Veniamo all'essenza della storia: in una notte di eclissi di luna, una luna piena e rossa come tutte le lune durante le eclissi (come per esempio quella che seguiremo il 7 settembre su EduINAF!), definita bizzarra dal protagonista incatenato e solo, immerso nel buio più completo, nel prologo, il suo villaggio, un villaggio moderno visto che vediamo i pali della luce, arrivano delle minacciose sagome scure a cavallo, provenienti da secoli prima, che iniziano a portare fuori gli abitanti da ogni casa, uccidendo i pochi recalcitranti per convincere i molti (il classico "punisci pochi per educare molti"). L'unico a salvarsi da questo rastrellamento è Kenichi, che si rifugia in una casa isolata poco fuori dal villaggio, cercando di sfuggire a questi demoni e di trovare un modo per salvare gli abitanti catturati, o quantomeno la sua famiglia.

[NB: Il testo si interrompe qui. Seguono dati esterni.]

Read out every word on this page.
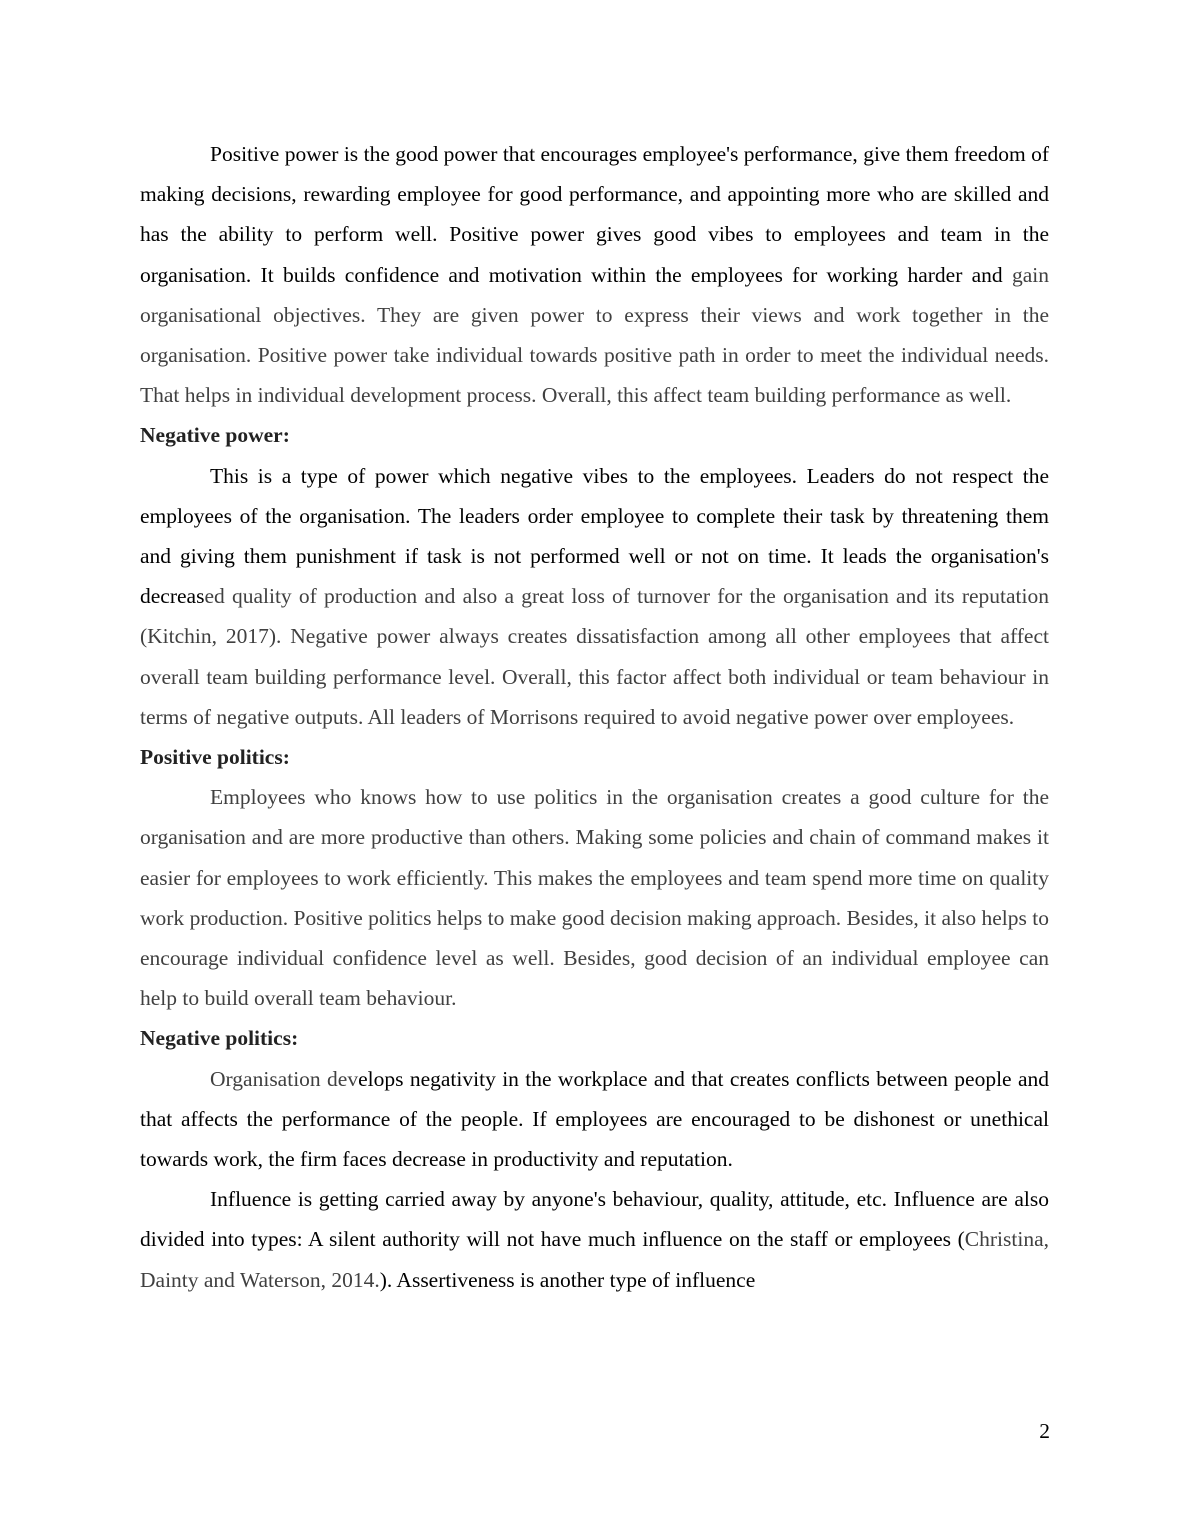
Positive power is the good power that encourages employee's performance, give them freedom of making decisions, rewarding employee for good performance, and appointing more who are skilled and has the ability to perform well. Positive power gives good vibes to employees and team in the organisation. It builds confidence and motivation within the employees for working harder and gain organisational objectives. They are given power to express their views and work together in the organisation. Positive power take individual towards positive path in order to meet the individual needs. That helps in individual development process. Overall, this affect team building performance as well.

Negative power:

This is a type of power which negative vibes to the employees. Leaders do not respect the employees of the organisation. The leaders order employee to complete their task by threatening them and giving them punishment if task is not performed well or not on time. It leads the organisation's decreased quality of production and also a great loss of turnover for the organisation and its reputation (Kitchin, 2017). Negative power always creates dissatisfaction among all other employees that affect overall team building performance level. Overall, this factor affect both individual or team behaviour in terms of negative outputs. All leaders of Morrisons required to avoid negative power over employees.

Positive politics:

Employees who knows how to use politics in the organisation creates a good culture for the organisation and are more productive than others. Making some policies and chain of command makes it easier for employees to work efficiently. This makes the employees and team spend more time on quality work production. Positive politics helps to make good decision making approach. Besides, it also helps to encourage individual confidence level as well. Besides, good decision of an individual employee can help to build overall team behaviour.

Negative politics:

Organisation develops negativity in the workplace and that creates conflicts between people and that affects the performance of the people. If employees are encouraged to be dishonest or unethical towards work, the firm faces decrease in productivity and reputation.

Influence is getting carried away by anyone's behaviour, quality, attitude, etc. Influence are also divided into types: A silent authority will not have much influence on the staff or employees (Christina, Dainty and Waterson, 2014.). Assertiveness is another type of influence

2
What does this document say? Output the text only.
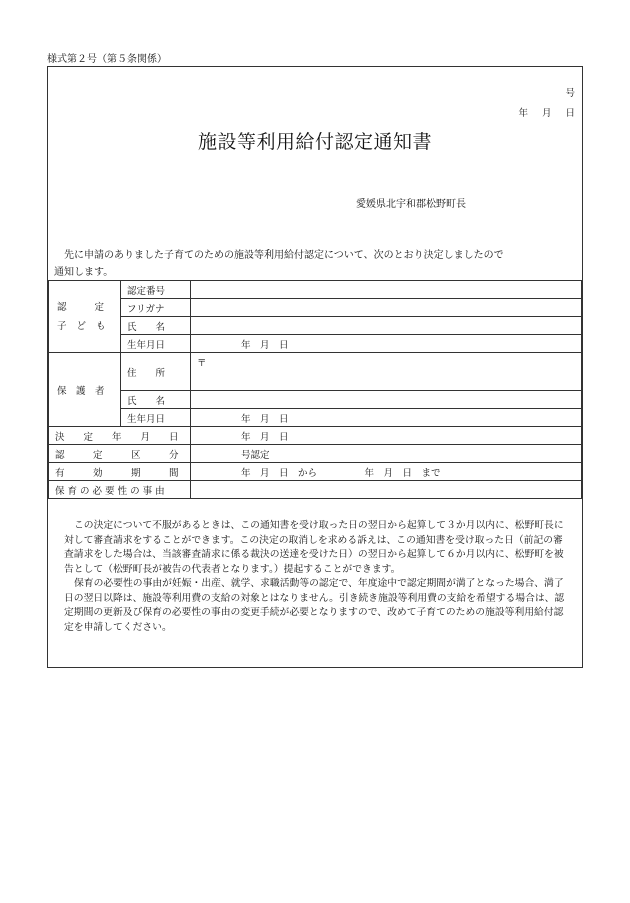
様式第２号（第５条関係）
号
年 月 日
施設等利用給付認定通知書
愛媛県北宇和郡松野町長
先に申請のありました子育てのための施設等利用給付認定について、次のとおり決定しましたので
通知します。
認 定
子 ど も	認定番号	
	フリガナ	
	氏　　名	
	生年月日	年　月　日
保　護　者	住　　所	〒
	氏　　名	
	生年月日	年　月　日
決　　定　　年　　月　　日		年　月　日
認　　　定　　　区　　　分		号認定
有　　　効　　　期　　　間		年　月　日　から　　　　　年　月　日　まで
保 育 の 必 要 性 の 事 由		

この決定について不服があるときは、この通知書を受け取った日の翌日から起算して３か月以内に、松野町長に対して審査請求をすることができます。この決定の取消しを求める訴えは、この通知書を受け取った日（前記の審査請求をした場合は、当該審査請求に係る裁決の送達を受けた日）の翌日から起算して６か月以内に、松野町を被告として（松野町長が被告の代表者となります。）提起することができます。

保育の必要性の事由が妊娠・出産、就学、求職活動等の認定で、年度途中で認定期間が満了となった場合、満了日の翌日以降は、施設等利用費の支給の対象とはなりません。引き続き施設等利用費の支給を希望する場合は、認定期間の更新及び保育の必要性の事由の変更手続が必要となりますので、改めて子育てのための施設等利用給付認定を申請してください。
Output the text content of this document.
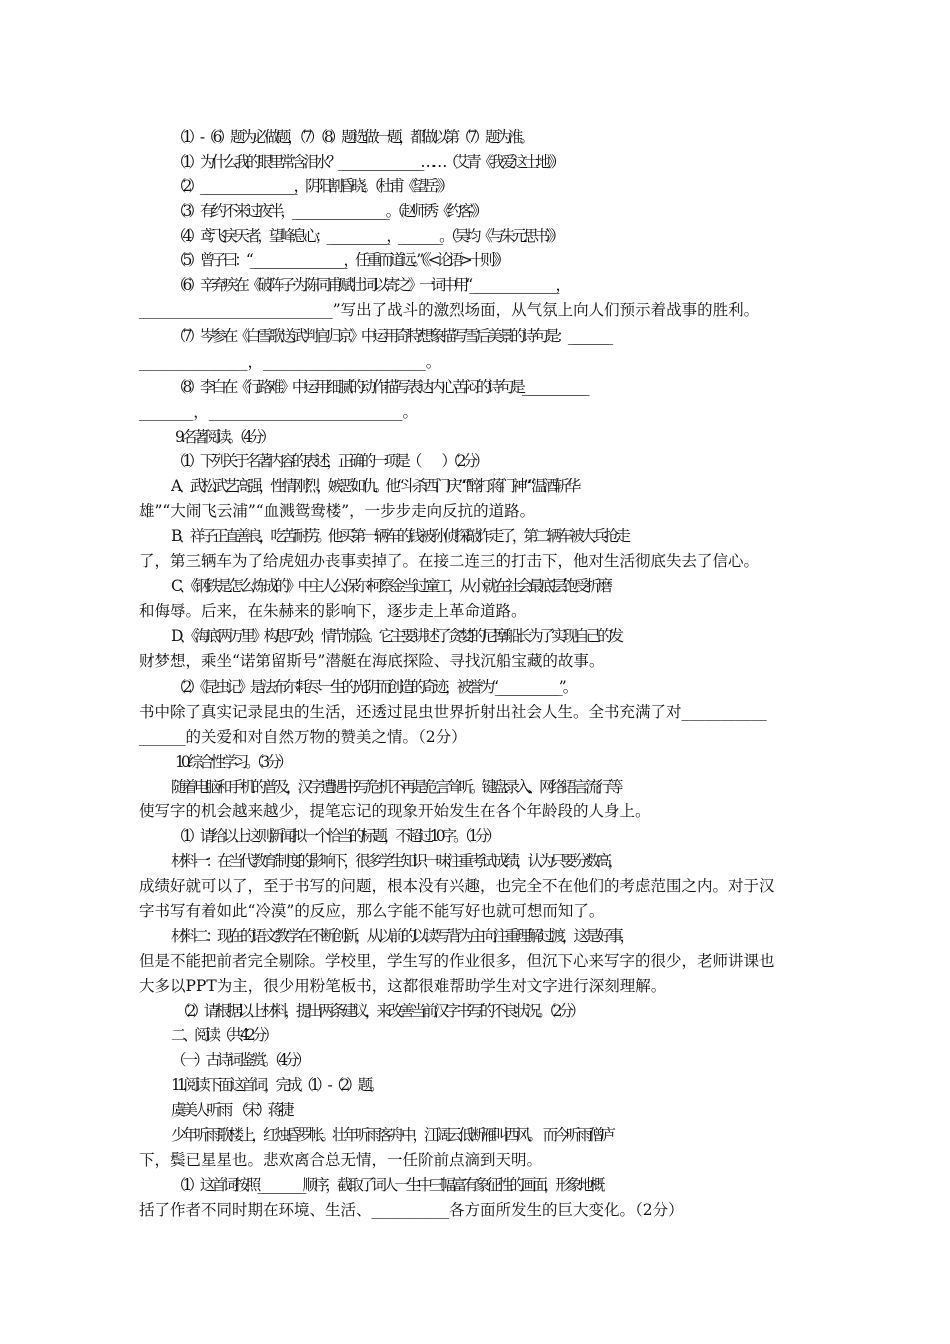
（1）-（6）题为必做题，（7）（8）题选做一题，都做以第（7）题为准。
（1）为什么我的眼里常含泪水？______________________……（艾青《我爱这土地》）
（2）_________________________，阴阳割昏晓。（杜甫《望岳》）
（3）有约不来过夜半，_________________________。（赵师秀《约客》）
（4）鸢飞戾天者，望峰息心；________________，___________。（吴均《与朱元思书》）
（5）曾子曰：“_________________________，任重而道远。”（《<论语>十则》）
（6）辛弃疾在《破阵子·为陈同甫赋壮词以寄之》一词中用“_______________________，
_________________________”写出了战斗的激烈场面，从气氛上向人们预示着战事的胜利。
（7）岑参在《白雪歌送武判官归京》中运用奇特想象描写雪后美景的诗句是：___________
______________，_____________________。
（8）李白在《行路难》中运用细腻的动作描写表达内心苦闷的诗句是_________________
_______，_________________________。
9.名著阅读。（4分）
（1）下列关于名著内容的表述，正确的一项是（　　）（2分）
A、武松武艺高强，性情刚烈，嫉恶如仇。他“斗杀西门庆”“醉打蒋门神”“温酒斩华
雄”“大闹飞云浦”“血溅鸳鸯楼”，一步步走向反抗的道路。
B、祥子正直善良，吃苦耐劳。他买第一辆车的钱被孙侦探敲诈走了，第二辆车被大兵抢走
了，第三辆车为了给虎妞办丧事卖掉了。在接二连三的打击下，他对生活彻底失去了信心。
C、《钢铁是怎么炼成的》中主人公保尔·柯察金当过童工，从小就在社会最底层饱受折磨
和侮辱。后来，在朱赫来的影响下，逐步走上革命道路。
D、《海底两万里》构思巧妙，情节惊险。它主要讲述了贪婪的尼摩船长为了实现自己的发
财梦想，乘坐“诺第留斯号”潜艇在海底探险、寻找沉船宝藏的故事。
（2）《昆虫记》是法布尔耗尽一生的光阴而创造的奇迹，被誉为“_________________”。
书中除了真实记录昆虫的生活，还透过昆虫世界折射出社会人生。全书充满了对___________
______的关爱和对自然万物的赞美之情。（2分）
10.综合性学习。（3分）
随着电脑和手机的普及，汉字遭遇书写危机不再是危言耸听。键盘录入、网络语言流行等
使写字的机会越来越少，提笔忘记的现象开始发生在各个年龄段的人身上。
（1）请给以上这则新闻拟一个恰当的标题，不超过10字。（1分）
材料一：在当代教育制度的影响下，很多学生知识一味注重考试成绩，认为只要分数高，
成绩好就可以了，至于书写的问题，根本没有兴趣，也完全不在他们的考虑范围之内。对于汉
字书写有着如此“冷漠”的反应，那么字能不能写好也就可想而知了。
材料二：现在的语文教学在不断创新，从以前的以读写背为主向注重理解过渡，这是好事，
但是不能把前者完全剔除。学校里，学生写的作业很多，但沉下心来写字的很少，老师讲课也
大多以PPT为主，很少用粉笔板书，这都很难帮助学生对文字进行深刻理解。
（2）请根据以上材料，提出两条建议，来改善当前汉字书写的不良状况。（2分）
二、阅读（共42分）
（一）古诗词鉴赏。（4分）
11.阅读下面这首词，完成（1）-（2）题。
虞美人·听雨　（宋）蒋捷
少年听雨歌楼上，红烛昏罗帐。壮年听雨客舟中，江阔云低断雁叫西风。　而今听雨僧庐
下，鬓已星星也。悲欢离合总无情，一任阶前点滴到天明。
（1）这首词按照____________顺序，截取了词人一生中三幅富有象征性的画面，形象地概
括了作者不同时期在环境、生活、__________各方面所发生的巨大变化。（2分）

Le prime pagine di questo rastrellamento sono una discesa nell'orrore: Hino prima rappresenta questi demoni come delle forme indistinte che emergono dalla notte, per poi diventare sempre più nette, ma comunque completamente nere tranne il bianco minaccioso degli occhi. Quindi ecco l'esplosione della violenza, che viene enfatizzata da primi piani di asce, porte sfondate e teste che saltano dal collo.
Il peggio, però, deve ancora arrivare e già il giorno dopo Tenichi ha una prima terrificante visione: in una doppia splash page Hino mostra un paese devastato, completamente raso al suolo a parte alcune case ancora in piedi, ma comunque in rovina. E' una visione che richiama alla mente la devastazione successiva alle bombe cadute su Hiroshima e Nagasaki (di cui quest'anno sono occorsi gli ottant'anni: ne parleremo meglio in una futura occasione), quasi a suggerire che quella tragedia non era all'epoca (il manga è stato pubblicato nel 1985) ancora stata completamente elaborata.

Poco più avanti, infatti, Hino mostra come i demoni rinchiudono gli abitanti del villaggio in robuste gabbie di legno prima costringendoli a nutrirsi del mangime generalmente destinato ai maiali, quindi imponendo loro di decidere di trasformarsi consapevolmente in maiali: la pena per i ribelli è una lenta tortura che dura un'intera giornata. Se in questa trasformazione riecheggia, come scritto da Ercole, il mito di Circe, l'imposizione di auto-umiliarsi da parte dei demoni riecheggia di una profonda modernità. Hino attraverso questa metamorfosi sembra quasi voler proporre al lettore una metafora della società moderna, in cui le persone umiliano se stesse per conformarsi (gli abitanti del villaggio, una volta trasformati, non presentano alcun carattere distintivo) secondo i dettami del potere, destinate a un sacrificio che ingrassa solo coloro che lo detengono: i maiali, infatti, vengono successivamente macellati non appena le forze per compiere i lavori quotidiani vengono meno e rimpolpano le scorte per la cittadella che i demoni stanno costruendo.
Se a questo aggiungiamo che negli allevamenti intensivi i maiali arrivano al punto di mangiare se stessi, la metafora di una società che si divora dall'interno risulta completa. E in quest'ottica si potrebbe spiegare il finale, al quale nemmeno Hino riesce a dare un significato:
Non so cosa significhi, ma è qualcosa di incredibile.Il fatto che i demoni, tolti gli elmi, abbiano tutti la faccia di Kenichi se da un lato consegna a una dimensione onirica, da incubo, per riprendere quanto scritto da Ercole nella sua introduzione, completa la metafora di cui scrivevo poc'anzi.
Poco sopra avevo citato i demoni come metafora dell'Occidente, ma in virtù della scoperta finale potrebbero anche essere metafora dell'occidentalizzazione del Giappone, tema che era stato affrontato da Hino in maniera in qualche modo più leggera con Mandala, rinforzando, quindi, l'idea di una metafora della società dell'epoca.
C'è, però, anche un'interpretazione in qualche modo più intima e personale che mi viene suggerita da un passo interessante dell'introduzione:
Tuttavia, per mantenere la famiglia, [Hino] non aveva altra scelta che portare a termine il lavoro.Alla luce di ciò, si potrebbe leggere il finale, e in fondo tutta l'opera, come una metafora della tirannia della famiglia, in cui ci si auto-umilia e auto-divora senza rendersi conto di venire tiranneggiati dalla propria famiglia, dai nostri stessi figli.
Quale che sia il senso del finale e, per traslato, dell'intera opera, in ogni caso può essere letta come un tentativo di Hino (e un invito al lettore) di esorcizzare i propri demoni interiori, sia che si rivolgano nei confronti della società, sia che si rivolgano contro se stessi.